The Goodwills very generously donated the sales from their earliest album to our cause – thanks, Bob and Laurel.
When Sandy introduced the next act, he didn’t let them forget that at their Maldon Folk Festival performance, the audience called for an encore with the words, “Bring back the sexy boys!” Davydd McDonald and George Jackson wowed us and wooed us with brilliant fiddle and guitar playing, and knocked us out with that so-hot-right-now percussive dancing. Here are the boys in action
- and don’t forget to watch Davydd competing on “Australia’s Got Talent” on Feb 25!
There was a huge warm-fuzzy feeling all around as the Pirate Brides took the stage and filled the enormous hall with their luscious four-part vocals. The Brides looked fabulous, with Marcus’s double bass and Rose’s fiery red accordion particulary eye-catching, even on a stage which included a pipe organ, a grand piano and the QYO’s timpanis and tubular bells. Their songs of angels and lovers and trains and broken hearts; their beautiful, relaxed performance – no wonder the Pirate Brides have become so well-known and loved in Brissie.
Rose, Ryk, Markus and John sang us into the interval, whereupon everyone rushed Andrea’s bar, which was raising money for the Brisbane Folk History Project.

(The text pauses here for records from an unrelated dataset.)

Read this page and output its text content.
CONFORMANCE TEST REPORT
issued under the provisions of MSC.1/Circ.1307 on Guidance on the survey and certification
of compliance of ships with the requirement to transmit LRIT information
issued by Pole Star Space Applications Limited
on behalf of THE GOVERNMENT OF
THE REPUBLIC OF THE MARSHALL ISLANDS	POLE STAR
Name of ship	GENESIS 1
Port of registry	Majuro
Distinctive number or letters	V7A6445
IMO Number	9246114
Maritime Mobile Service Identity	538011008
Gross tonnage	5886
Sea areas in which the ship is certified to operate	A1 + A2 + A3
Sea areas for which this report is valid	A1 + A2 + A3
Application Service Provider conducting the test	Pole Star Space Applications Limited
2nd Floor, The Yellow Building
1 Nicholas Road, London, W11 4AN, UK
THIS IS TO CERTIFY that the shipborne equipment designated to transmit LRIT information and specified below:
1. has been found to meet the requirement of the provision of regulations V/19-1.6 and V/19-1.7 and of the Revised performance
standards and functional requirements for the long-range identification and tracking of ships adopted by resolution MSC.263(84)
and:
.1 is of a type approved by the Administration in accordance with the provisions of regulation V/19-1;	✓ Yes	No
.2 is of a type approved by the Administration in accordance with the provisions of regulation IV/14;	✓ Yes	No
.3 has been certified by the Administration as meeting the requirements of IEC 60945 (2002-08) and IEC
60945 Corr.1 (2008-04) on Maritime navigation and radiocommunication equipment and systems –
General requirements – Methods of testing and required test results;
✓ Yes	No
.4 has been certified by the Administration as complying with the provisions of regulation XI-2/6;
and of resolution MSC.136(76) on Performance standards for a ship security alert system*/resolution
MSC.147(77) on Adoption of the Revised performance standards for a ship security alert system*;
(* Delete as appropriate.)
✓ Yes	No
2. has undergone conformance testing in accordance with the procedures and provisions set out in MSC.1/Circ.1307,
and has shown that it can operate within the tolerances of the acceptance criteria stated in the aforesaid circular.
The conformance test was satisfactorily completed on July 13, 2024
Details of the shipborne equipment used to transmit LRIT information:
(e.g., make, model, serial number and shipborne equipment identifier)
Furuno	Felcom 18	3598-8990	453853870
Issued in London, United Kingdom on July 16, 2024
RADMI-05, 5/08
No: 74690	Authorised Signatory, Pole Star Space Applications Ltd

We asked Andrea to run the bar and take the money for this good cause, because it wouldn’t have been much fun in the foyer without her libations!
And then it was our turn. At the very last minute, Nicole wanted to change the set list around, and we started with “The First Time Ever I Saw Your Face”, which seemed like a good choice in that echoing space. It was amazing (and distracting) to see SOOO many people we knew, smiling up from the audience, and as we sang our favourite songs, we saw people from every part of our lives: our families beaming in the front row, friends from our home in Maleny, from school, from Woodford Folk Festival, from Sauna Club, from places we’ve worked and sessions we’ve played in, from Brisbane Celtic Fiddle Club, and even the nice man who gave Nicole a lift when she was lost in Moorooka last week! Thank you all for coming and supporting us.
We drew the raffle, with a prize of one of Nicole’s paintings of Morris dancers, and it was won by Helen Sonnenberg. Congratulations!
At the end of our set, we had some collaborating planned, and invited our friend and fiddle-player Emma Nixon on stage, along with all the musicians who had entertained all night, for a rousing and fiddle-filled version of the capstan shanty “Rock ‘n’ Roll Me Over” , combined with Scottish 4-part jig “The Seagull”, (and thanks to our students from Music Under the Southern Cross summer school for enthusiastically joining in from the audience), and finally our farewell song, “Thousands or More”.
It was a massive night, and a round of thanks is due, to all our great friends:
Sandy McCutcheon (MC), Matthew Moline (sound), Bob Hartley (stage manager), Don Jarmey (FOH manager), Fiona Hartley and Samantha Page (box office), Andrea Baldwin (bar manager) and her team, Helena Bond, Keith Urqhart, Carrie Hauxwell, Shaz and Deanna, and Jeff and Ann (CD sales). Thanks also to Alex and Alana, the Old Museum staff, who did a great job, especially Alex for being principal sound engineer.